Friedman reportedly failed to adequately explore whether the equal protection clause of the 14th Amendment applies to sexual orientation, instead opting to make his the only opinion that matters in deciding who may marry in his state.

“Not once did Judge Friedman address the language of the Fourteenth Amendment,” the document stated, “beyond reciting the words ‘due process’ and ‘equal protection.’”

In overlooking the actual text of that amendment, the brief claims, he was able to ignore the fact that it makes no mention of homosexual marriage.

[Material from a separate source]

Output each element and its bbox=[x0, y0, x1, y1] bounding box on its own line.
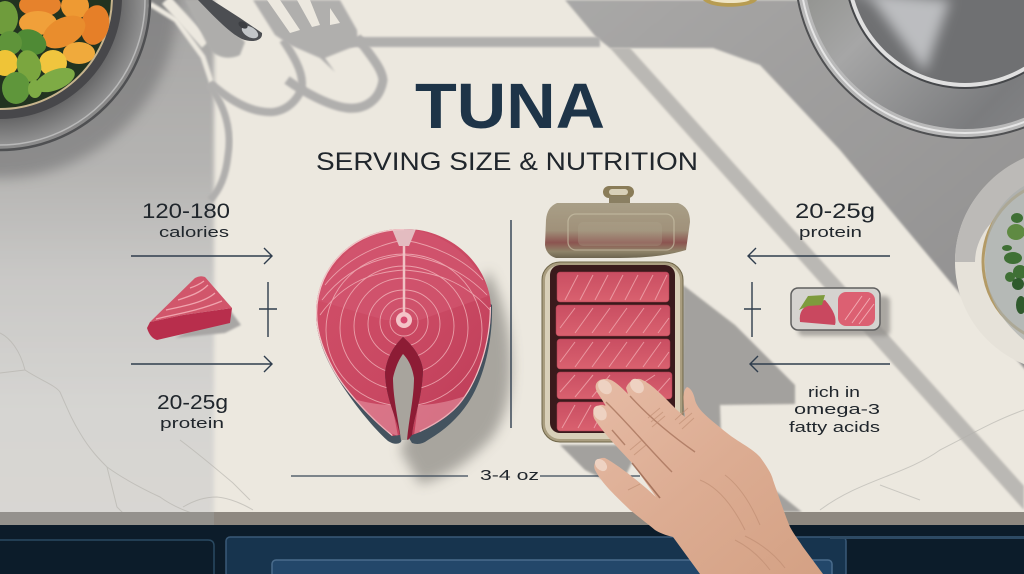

“Without analysis or explanation, Judge Friedman presumed that a person in a same-sex relationship is ‘similarly situated’ to a person in an opposite-sex relationship,” the brief explained, going on to cite “three distinct biological and physiological dissimilarities between same-sex and opposite-sex couples that demonstrate that a person desirous of marrying another person of the same sex is not similarly situated with a person who is desirous of marrying a person of the opposite sex.”

The three points relate to biological gender classification, the existence of complementary sexual organs, and the inability of procreation between same-sex partners.

While the judge acknowledged that citizens of the state should be able to decide such matters for themselves, the brief concluded that he “paid only lip service” to the idea of federalism, concluding his decision will doubtlessly “lead to challenges to state laws prohibiting polygamy and even incestuous couples.”